CJUS-FM
- Saskatoon, Saskatchewan; Canada;
- Frequency: 89.7 MHz
- Branding: CJUS-FM

Programming
- Format: campus radio

Ownership
- Owner: University of Saskatchewan

History
- First air date: 1965
- Last air date: September 30, 1985
- Former call signs: CHSK-FM (1983–1985)

= CJUS-FM =

Former radio station at the University of Saskatchewan in Saskatoon, Saskatchewan

CJUS-FM was a Canadian radio station, which aired in Saskatoon, Saskatchewan from 1965 to 1985. It was a campus radio station operated by the University of Saskatchewan. Studios were initially located in the basement of the university's Memorial Union Building, but were moved to the basement of the Education Building in 1980 next to the Department of Audio Visual Services.

The station was launched through a partnership between the university's board of governors and its student union. For a number of years, the station also aired some programming from the CBC Stereo network before CBKS was launched.
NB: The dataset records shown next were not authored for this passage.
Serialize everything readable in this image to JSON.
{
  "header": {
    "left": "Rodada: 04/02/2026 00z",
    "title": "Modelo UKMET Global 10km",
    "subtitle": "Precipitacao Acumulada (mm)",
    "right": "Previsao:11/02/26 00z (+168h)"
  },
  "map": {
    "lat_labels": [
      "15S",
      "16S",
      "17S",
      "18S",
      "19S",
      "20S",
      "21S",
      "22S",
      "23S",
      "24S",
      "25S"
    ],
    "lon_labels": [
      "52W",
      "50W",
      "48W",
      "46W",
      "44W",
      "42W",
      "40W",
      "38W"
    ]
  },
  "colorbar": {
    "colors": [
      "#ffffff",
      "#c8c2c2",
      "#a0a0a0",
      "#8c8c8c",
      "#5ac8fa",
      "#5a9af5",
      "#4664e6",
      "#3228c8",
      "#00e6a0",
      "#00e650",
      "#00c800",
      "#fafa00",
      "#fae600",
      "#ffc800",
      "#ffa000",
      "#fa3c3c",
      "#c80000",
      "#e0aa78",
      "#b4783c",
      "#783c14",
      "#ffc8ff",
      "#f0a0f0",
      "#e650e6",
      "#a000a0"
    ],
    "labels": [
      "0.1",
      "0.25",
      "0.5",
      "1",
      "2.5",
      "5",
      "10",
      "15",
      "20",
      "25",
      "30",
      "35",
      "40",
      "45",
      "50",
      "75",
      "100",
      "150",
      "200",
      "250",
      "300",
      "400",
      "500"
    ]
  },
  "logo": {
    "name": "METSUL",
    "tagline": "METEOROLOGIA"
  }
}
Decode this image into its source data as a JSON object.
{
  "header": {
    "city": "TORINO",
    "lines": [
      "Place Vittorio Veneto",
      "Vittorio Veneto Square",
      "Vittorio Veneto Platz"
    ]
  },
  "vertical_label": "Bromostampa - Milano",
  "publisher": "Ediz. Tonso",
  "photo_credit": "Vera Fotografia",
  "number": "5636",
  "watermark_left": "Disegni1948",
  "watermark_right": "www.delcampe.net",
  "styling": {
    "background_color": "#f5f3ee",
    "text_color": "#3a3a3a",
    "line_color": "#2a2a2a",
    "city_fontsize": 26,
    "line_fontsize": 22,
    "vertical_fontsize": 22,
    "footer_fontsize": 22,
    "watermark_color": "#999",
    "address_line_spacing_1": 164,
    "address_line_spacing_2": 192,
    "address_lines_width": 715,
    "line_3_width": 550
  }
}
In 1983, with the station in financial trouble, it began to accept limited commercial advertising, and briefly changed its call sign to CHSK. The following year, the university's board decided to discontinue its funding of the station, and CHSK ceased broadcasting on September 30, 1985.

The university has never applied for another broadcast license. It maintains an informal relationship with the independent community radio station CFCR-FM, which actively solicits volunteers among the university's student body.

In 2005, CJUS was relaunched as an Internet radio stream.